先程味見をしたところ、全体的に味が『濃ゆい』。量産性を重視して、味の調節を大雑把にしすぎたのがまずかったのか。
「……」
学がそうっと、カラアゲをつまみ、口で先端を齧る。
緊張した空気の中、出て来た論評は。
「……美味しい」
二つ、三つ。顎への不安も忘れて、一気に口の中へ放り込む。
飲み込むと、更に三つ投げ込んだ。
「凄い! 何で僕の好きな味付けが分かるんですか!?」
「あっ、いやそれはマグレで」
「師匠と同じ味だ!」
どうやら半神独特の濃い味付けと共に育って来た学にとっては、リリィの調節が丁度いい塩梅だったらしい。

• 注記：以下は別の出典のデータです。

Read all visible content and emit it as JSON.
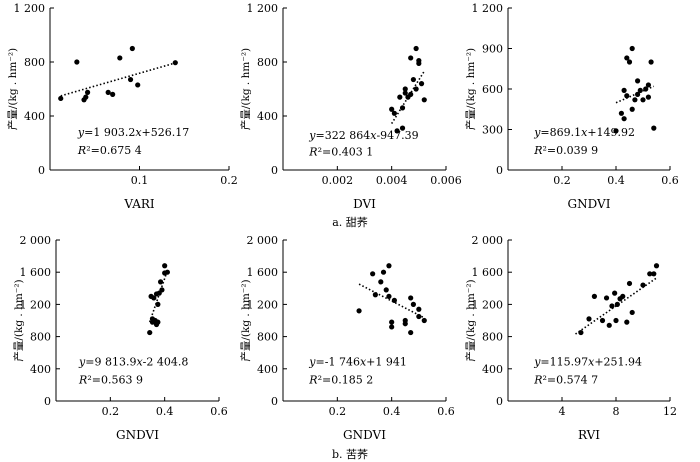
{
  "captions": [
    "a.  甜荞",
    "b.  苦荞"
  ],
  "chart_data": [
    {
      "type": "scatter",
      "xlabel": "VARI",
      "ylabel": "产量/(kg . hm⁻²)",
      "xlim": [
        0,
        0.2
      ],
      "ylim": [
        0,
        1200
      ],
      "xticks": [
        "0.1",
        "0.2"
      ],
      "xticks_v": [
        0.1,
        0.2
      ],
      "yticks": [
        "0",
        "400",
        "800",
        "1 200"
      ],
      "yticks_v": [
        0,
        400,
        800,
        1200
      ],
      "points": [
        [
          0.012,
          530
        ],
        [
          0.03,
          800
        ],
        [
          0.038,
          520
        ],
        [
          0.04,
          540
        ],
        [
          0.042,
          575
        ],
        [
          0.065,
          575
        ],
        [
          0.07,
          560
        ],
        [
          0.078,
          830
        ],
        [
          0.09,
          670
        ],
        [
          0.092,
          900
        ],
        [
          0.098,
          630
        ],
        [
          0.14,
          795
        ]
      ],
      "trend": [
        [
          0.012,
          549
        ],
        [
          0.14,
          793
        ]
      ],
      "equation": "y=1 903.2x+526.17",
      "r2": "R²=0.675 4"
    },
    {
      "type": "scatter",
      "xlabel": "DVI",
      "ylabel": "产量/(kg . hm⁻²)",
      "xlim": [
        0,
        0.006
      ],
      "ylim": [
        0,
        1200
      ],
      "xticks": [
        "0.002",
        "0.004",
        "0.006"
      ],
      "xticks_v": [
        0.002,
        0.004,
        0.006
      ],
      "yticks": [
        "0",
        "400",
        "800",
        "1 200"
      ],
      "yticks_v": [
        0,
        400,
        800,
        1200
      ],
      "points": [
        [
          0.004,
          450
        ],
        [
          0.0041,
          420
        ],
        [
          0.0042,
          290
        ],
        [
          0.0043,
          540
        ],
        [
          0.0044,
          310
        ],
        [
          0.0044,
          460
        ],
        [
          0.0045,
          570
        ],
        [
          0.0045,
          600
        ],
        [
          0.0046,
          540
        ],
        [
          0.0047,
          560
        ],
        [
          0.0047,
          830
        ],
        [
          0.0048,
          670
        ],
        [
          0.0049,
          900
        ],
        [
          0.0049,
          600
        ],
        [
          0.005,
          810
        ],
        [
          0.005,
          790
        ],
        [
          0.0051,
          640
        ],
        [
          0.0052,
          520
        ]
      ],
      "trend": [
        [
          0.004,
          344
        ],
        [
          0.0052,
          732
        ]
      ],
      "equation": "y=322 864x-947.39",
      "r2": "R²=0.403 1"
    },
    {
      "type": "scatter",
      "xlabel": "GNDVI",
      "ylabel": "产量/(kg . hm⁻²)",
      "xlim": [
        0,
        0.6
      ],
      "ylim": [
        0,
        1200
      ],
      "xticks": [
        "0.2",
        "0.4",
        "0.6"
      ],
      "xticks_v": [
        0.2,
        0.4,
        0.6
      ],
      "yticks": [
        "0",
        "300",
        "600",
        "900",
        "1 200"
      ],
      "yticks_v": [
        0,
        300,
        600,
        900,
        1200
      ],
      "points": [
        [
          0.4,
          290
        ],
        [
          0.42,
          420
        ],
        [
          0.43,
          380
        ],
        [
          0.43,
          590
        ],
        [
          0.44,
          550
        ],
        [
          0.44,
          830
        ],
        [
          0.45,
          800
        ],
        [
          0.46,
          900
        ],
        [
          0.46,
          450
        ],
        [
          0.47,
          520
        ],
        [
          0.48,
          660
        ],
        [
          0.48,
          560
        ],
        [
          0.49,
          590
        ],
        [
          0.5,
          520
        ],
        [
          0.51,
          600
        ],
        [
          0.52,
          630
        ],
        [
          0.52,
          540
        ],
        [
          0.53,
          800
        ],
        [
          0.54,
          310
        ]
      ],
      "trend": [
        [
          0.4,
          498
        ],
        [
          0.54,
          620
        ]
      ],
      "equation": "y=869.1x+149.92",
      "r2": "R²=0.039 9"
    },
    {
      "type": "scatter",
      "xlabel": "GNDVI",
      "ylabel": "产量/(kg . hm⁻²)",
      "xlim": [
        0,
        0.6
      ],
      "ylim": [
        0,
        2000
      ],
      "xticks": [
        "0.2",
        "0.4",
        "0.6"
      ],
      "xticks_v": [
        0.2,
        0.4,
        0.6
      ],
      "yticks": [
        "0",
        "400",
        "800",
        "1 200",
        "1 600",
        "2 000"
      ],
      "yticks_v": [
        0,
        400,
        800,
        1200,
        1600,
        2000
      ],
      "points": [
        [
          0.345,
          850
        ],
        [
          0.35,
          1300
        ],
        [
          0.355,
          1020
        ],
        [
          0.355,
          980
        ],
        [
          0.36,
          1280
        ],
        [
          0.365,
          1000
        ],
        [
          0.37,
          950
        ],
        [
          0.37,
          1330
        ],
        [
          0.375,
          1200
        ],
        [
          0.375,
          980
        ],
        [
          0.38,
          1340
        ],
        [
          0.385,
          1480
        ],
        [
          0.39,
          1380
        ],
        [
          0.4,
          1590
        ],
        [
          0.4,
          1680
        ],
        [
          0.41,
          1600
        ]
      ],
      "trend": [
        [
          0.345,
          982
        ],
        [
          0.41,
          1620
        ]
      ],
      "equation": "y=9 813.9x-2 404.8",
      "r2": "R²=0.563 9"
    },
    {
      "type": "scatter",
      "xlabel": "GNDVI",
      "ylabel": "产量/(kg . hm⁻²)",
      "xlim": [
        0,
        0.6
      ],
      "ylim": [
        0,
        2000
      ],
      "xticks": [
        "0.2",
        "0.4",
        "0.6"
      ],
      "xticks_v": [
        0.2,
        0.4,
        0.6
      ],
      "yticks": [
        "0",
        "400",
        "800",
        "1 200",
        "1 600",
        "2 000"
      ],
      "yticks_v": [
        0,
        400,
        800,
        1200,
        1600,
        2000
      ],
      "points": [
        [
          0.28,
          1120
        ],
        [
          0.33,
          1580
        ],
        [
          0.34,
          1320
        ],
        [
          0.36,
          1480
        ],
        [
          0.37,
          1600
        ],
        [
          0.38,
          1380
        ],
        [
          0.39,
          1680
        ],
        [
          0.39,
          1300
        ],
        [
          0.4,
          980
        ],
        [
          0.4,
          920
        ],
        [
          0.41,
          1250
        ],
        [
          0.45,
          1000
        ],
        [
          0.45,
          960
        ],
        [
          0.47,
          850
        ],
        [
          0.47,
          1280
        ],
        [
          0.48,
          1200
        ],
        [
          0.5,
          1050
        ],
        [
          0.5,
          1140
        ],
        [
          0.52,
          1000
        ]
      ],
      "trend": [
        [
          0.28,
          1452
        ],
        [
          0.52,
          1033
        ]
      ],
      "equation": "y=-1 746x+1 941",
      "r2": "R²=0.185 2"
    },
    {
      "type": "scatter",
      "xlabel": "RVI",
      "ylabel": "产量/(kg . hm⁻²)",
      "xlim": [
        0,
        12
      ],
      "ylim": [
        0,
        2000
      ],
      "xticks": [
        "4",
        "8",
        "12"
      ],
      "xticks_v": [
        4,
        8,
        12
      ],
      "yticks": [
        "0",
        "400",
        "800",
        "1 200",
        "1 600",
        "2 000"
      ],
      "yticks_v": [
        0,
        400,
        800,
        1200,
        1600,
        2000
      ],
      "points": [
        [
          5.4,
          850
        ],
        [
          6.0,
          1020
        ],
        [
          6.4,
          1300
        ],
        [
          7.0,
          1000
        ],
        [
          7.3,
          1280
        ],
        [
          7.5,
          940
        ],
        [
          7.7,
          1180
        ],
        [
          7.9,
          1340
        ],
        [
          8.0,
          1000
        ],
        [
          8.1,
          1200
        ],
        [
          8.3,
          1270
        ],
        [
          8.5,
          1300
        ],
        [
          8.8,
          980
        ],
        [
          9.0,
          1460
        ],
        [
          9.2,
          1100
        ],
        [
          10.0,
          1440
        ],
        [
          10.5,
          1580
        ],
        [
          10.8,
          1580
        ],
        [
          11.0,
          1680
        ]
      ],
      "trend": [
        [
          5.0,
          832
        ],
        [
          11.0,
          1528
        ]
      ],
      "equation": "y=115.97x+251.94",
      "r2": "R²=0.574 7"
    }
  ]
}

みるみる内に消えていく料理と、涙を流しながら食べる学。
「そ、そんな泣くほど?」
「だって、久しぶりだったから……」
泣きたいほど嬉しいのは、実はリリィの方だった。
学にこんなに喜んで貰えるとは、正直思っていなかったから。
「ごちそうさま」
「はやっ!?」
ヘビー級の学にとって、リリィの作った『大量』を平らげるのは二十分とかからなかった。
「ありがとう、ありがとうリリィさん」
「いや、それほどでも。私だってレイムルほどじゃないにしろ、料理本とか結構読んで味付けとか研究して、まぁそれほどでも私、だって私」
「じゃあ、お礼にこれを」
そう言って、学は金塊を一つ机の上に置いた。
その瞬間、リリィの心が一気に冷えた。
「……なにこれ」
「今まで居候させて貰って、いっぱい世話になりましたから。お礼です。いつまでもここにいるわけにもいかないし」
「……」
小さく、溜め息をつく魔女。
「ホー君さぁ」
「はい?」
「何でそういうことするの?」
リリィは、お金を貰うために頑張って料理を作ったわけではない。
ただ、学に喜んで貰いたかっただけなのだ。
その心意気をお金でイーブンにしようとされる。その事が悲しかった。
イーブンにする必要など、ないのに。
「え、何で怒ってるんですか」
「いいよ、もう」
「だから何で」
自分の行動が彼女の気分を害してしまった事ぐらい、学にも分かる。
だがここで出した物をしまう事は、もっと最悪である。要するに、もうどうしようもない。
「面倒くさい女だと思ってるんでしょ?」
「いや、それは……」
「はぁ……ごめんね。私が悪いわ」
リリィは寝室に去ってしまった。
――う~ん、しまったか。
どうやら傷つけてしまった事に、学は遅まきながら気づいた。